[Overview] (#overview)
[Copy right] (#copyright)
[How to cite LEAF?] (#cite)
[Short Manual] (#manual)
LEAF is suitable for 32-bit or 64-bit machines with Linux operating systems. At least 4GB of system memory is recommended for assembling larger data sets.
-
Installation
Aligners Bowtie2 and BLAT are required to run LEAF.
The downloaded LEAF.cpp file can be compiled with commandg++ -o LEAF LEAF.cpp -lpthread
. -
Inputs
- Paired-end DNA reads in FASTA format.
- De novo contigs assembled by any de novo DNA-Seq assembler (Velvet, ABySS, etc.).
- Reference genome from a closely related species.
-
Using LEAF
LEAF --read1 reads_1.fa --read2 reads_2.fa --contig contigs.fa --genome genome.fa --distanceLow distanceLow --distanceHigh distancehigh --extendedContig extendedContigs.fa --remainingContig remainingContigs.fa [--kMer k --insertVariation insertVariation --coverage coverage --noAlignment --part p]
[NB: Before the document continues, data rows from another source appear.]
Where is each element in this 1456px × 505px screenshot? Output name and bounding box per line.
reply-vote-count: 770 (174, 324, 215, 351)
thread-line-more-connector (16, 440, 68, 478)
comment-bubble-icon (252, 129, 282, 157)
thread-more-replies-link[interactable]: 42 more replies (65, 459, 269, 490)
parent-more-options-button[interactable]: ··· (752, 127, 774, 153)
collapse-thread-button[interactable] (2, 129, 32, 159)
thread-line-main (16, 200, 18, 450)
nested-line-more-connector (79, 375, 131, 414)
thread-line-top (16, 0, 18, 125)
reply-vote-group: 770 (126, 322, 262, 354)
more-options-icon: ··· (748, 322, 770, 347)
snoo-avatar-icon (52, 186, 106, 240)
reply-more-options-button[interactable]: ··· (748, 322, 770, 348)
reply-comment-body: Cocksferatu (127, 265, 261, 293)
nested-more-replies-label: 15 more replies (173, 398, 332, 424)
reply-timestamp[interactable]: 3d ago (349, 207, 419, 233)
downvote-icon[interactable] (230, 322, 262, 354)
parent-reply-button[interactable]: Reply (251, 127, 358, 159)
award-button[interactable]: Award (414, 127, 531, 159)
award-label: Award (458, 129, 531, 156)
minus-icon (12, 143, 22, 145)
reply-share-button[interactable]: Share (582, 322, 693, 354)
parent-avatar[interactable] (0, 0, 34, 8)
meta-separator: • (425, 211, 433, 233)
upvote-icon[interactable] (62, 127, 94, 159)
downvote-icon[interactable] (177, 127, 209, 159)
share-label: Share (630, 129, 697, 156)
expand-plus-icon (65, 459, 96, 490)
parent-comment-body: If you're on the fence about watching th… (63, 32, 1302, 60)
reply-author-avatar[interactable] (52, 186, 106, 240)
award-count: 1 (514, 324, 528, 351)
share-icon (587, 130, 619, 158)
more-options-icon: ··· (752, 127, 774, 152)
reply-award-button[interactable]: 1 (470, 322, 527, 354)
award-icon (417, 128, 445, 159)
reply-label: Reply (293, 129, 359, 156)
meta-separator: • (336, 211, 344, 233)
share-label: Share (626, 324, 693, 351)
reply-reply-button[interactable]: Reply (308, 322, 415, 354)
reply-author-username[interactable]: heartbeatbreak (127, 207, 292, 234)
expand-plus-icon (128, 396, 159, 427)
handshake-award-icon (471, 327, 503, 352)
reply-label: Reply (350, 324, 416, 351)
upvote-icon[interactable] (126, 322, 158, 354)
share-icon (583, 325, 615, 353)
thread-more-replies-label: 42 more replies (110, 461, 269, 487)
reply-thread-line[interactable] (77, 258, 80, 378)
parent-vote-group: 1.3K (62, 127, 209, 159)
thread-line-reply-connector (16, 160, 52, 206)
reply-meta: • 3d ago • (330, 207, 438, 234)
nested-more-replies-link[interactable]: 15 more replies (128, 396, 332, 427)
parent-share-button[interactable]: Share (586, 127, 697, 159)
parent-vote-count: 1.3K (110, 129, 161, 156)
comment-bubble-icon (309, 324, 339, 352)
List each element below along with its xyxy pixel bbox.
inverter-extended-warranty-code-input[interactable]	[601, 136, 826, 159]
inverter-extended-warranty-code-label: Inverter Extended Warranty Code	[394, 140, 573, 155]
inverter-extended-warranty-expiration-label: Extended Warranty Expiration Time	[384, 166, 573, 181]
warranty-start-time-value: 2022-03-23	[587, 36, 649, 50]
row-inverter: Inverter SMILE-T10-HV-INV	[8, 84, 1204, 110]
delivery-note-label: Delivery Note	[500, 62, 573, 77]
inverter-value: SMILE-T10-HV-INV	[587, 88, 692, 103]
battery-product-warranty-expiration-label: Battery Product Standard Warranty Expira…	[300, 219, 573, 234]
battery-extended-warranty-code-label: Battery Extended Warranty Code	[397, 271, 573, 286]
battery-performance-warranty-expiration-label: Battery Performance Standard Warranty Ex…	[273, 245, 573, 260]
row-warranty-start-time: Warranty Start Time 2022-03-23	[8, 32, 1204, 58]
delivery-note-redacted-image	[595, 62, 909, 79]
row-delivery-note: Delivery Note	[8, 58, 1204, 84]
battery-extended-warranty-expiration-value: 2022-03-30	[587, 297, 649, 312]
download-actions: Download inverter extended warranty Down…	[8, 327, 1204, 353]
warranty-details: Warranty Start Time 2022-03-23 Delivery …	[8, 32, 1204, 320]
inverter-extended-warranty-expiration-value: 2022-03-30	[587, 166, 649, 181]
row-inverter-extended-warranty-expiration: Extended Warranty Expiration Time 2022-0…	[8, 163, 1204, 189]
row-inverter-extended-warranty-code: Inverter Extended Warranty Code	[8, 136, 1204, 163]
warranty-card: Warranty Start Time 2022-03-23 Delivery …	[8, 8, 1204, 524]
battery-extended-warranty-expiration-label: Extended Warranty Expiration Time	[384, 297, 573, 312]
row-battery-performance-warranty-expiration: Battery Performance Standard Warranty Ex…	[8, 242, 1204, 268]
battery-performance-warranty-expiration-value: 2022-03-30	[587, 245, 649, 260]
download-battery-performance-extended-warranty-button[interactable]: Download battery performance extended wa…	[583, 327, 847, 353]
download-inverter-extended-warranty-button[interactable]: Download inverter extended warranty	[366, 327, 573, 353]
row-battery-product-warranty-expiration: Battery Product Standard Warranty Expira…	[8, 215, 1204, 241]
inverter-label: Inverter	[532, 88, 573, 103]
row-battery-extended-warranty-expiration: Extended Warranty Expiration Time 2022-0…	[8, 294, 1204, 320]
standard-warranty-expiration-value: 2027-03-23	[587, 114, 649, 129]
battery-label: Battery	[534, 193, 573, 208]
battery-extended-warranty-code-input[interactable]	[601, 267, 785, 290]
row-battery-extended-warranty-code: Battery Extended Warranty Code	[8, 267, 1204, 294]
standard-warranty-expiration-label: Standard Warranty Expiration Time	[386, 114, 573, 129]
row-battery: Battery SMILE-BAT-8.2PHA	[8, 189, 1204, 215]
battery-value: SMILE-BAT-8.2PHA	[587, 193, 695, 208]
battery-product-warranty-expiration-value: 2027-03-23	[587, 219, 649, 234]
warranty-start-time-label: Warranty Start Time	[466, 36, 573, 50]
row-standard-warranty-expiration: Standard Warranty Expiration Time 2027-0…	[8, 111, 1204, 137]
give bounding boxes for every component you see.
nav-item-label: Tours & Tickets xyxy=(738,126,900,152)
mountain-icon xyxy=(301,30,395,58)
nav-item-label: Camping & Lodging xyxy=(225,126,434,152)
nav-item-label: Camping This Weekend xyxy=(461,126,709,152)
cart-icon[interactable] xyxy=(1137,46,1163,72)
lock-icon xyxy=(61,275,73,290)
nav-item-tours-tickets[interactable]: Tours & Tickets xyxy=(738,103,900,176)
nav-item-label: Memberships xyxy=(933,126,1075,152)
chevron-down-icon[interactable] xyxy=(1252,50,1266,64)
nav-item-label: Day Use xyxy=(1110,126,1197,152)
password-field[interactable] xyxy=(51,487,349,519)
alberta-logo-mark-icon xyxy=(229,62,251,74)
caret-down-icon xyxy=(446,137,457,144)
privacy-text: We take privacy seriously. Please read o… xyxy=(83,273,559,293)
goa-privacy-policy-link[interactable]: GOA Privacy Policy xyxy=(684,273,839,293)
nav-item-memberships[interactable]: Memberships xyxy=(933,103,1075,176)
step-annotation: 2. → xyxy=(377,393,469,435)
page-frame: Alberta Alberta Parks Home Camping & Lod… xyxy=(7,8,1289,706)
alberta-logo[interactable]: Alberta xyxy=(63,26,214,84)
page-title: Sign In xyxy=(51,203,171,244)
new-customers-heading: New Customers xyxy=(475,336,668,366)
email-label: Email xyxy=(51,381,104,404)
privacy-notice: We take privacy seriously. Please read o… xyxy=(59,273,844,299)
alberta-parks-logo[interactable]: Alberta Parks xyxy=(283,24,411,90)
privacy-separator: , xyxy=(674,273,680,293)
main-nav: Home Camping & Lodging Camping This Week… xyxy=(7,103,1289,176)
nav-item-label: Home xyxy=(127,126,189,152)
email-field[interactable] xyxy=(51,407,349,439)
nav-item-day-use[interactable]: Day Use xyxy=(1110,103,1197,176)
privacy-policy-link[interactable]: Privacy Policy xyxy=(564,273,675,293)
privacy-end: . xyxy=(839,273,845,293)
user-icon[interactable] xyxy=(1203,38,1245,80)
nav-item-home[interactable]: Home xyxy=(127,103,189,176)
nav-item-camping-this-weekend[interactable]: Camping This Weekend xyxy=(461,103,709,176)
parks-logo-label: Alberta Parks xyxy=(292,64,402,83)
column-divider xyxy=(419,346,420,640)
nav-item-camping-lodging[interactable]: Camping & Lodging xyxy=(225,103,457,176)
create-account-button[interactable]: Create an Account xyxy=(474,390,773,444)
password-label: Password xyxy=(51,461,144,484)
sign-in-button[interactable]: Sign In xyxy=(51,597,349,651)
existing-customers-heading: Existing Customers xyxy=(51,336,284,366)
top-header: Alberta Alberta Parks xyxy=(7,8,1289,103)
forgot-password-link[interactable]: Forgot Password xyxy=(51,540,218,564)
Inputs: --read1 is the the first pair of PE DNA reads in fasta format --read2 is the the second pair of PE DNA reads in fasta format --contig is the initial contigs in fasta format --genome is the reference genome in fasta format --distanceLow is the lower bound of alignment distance between the first and second pairs of PE DNA reads --distanceHigh is the upper bound of alignment distance between the first and second pairs of PE DNA reads Outputs: --extendedContig is the extended contig file in fasta format --remainingContig is the not extended initial contig file in fasta format Options: --kMer is the k-mer size (default: 5) --insertVariation is the standard variation of insert length (default: 100) --coverage is the minimum coverage to keep a path in de Bruijn graph (default: 20) --noAlignment skips the initial time-consuming alignment step, if all the alignment files have been provided in tmp directory (default: none) --part is the number of parts a chromosome is divided into when it is loaded to reduce memory requirement (default: 1)
-
Outputs
- Extended contigs in FASTA format.
- Remaining contigs not extended in FASTA format.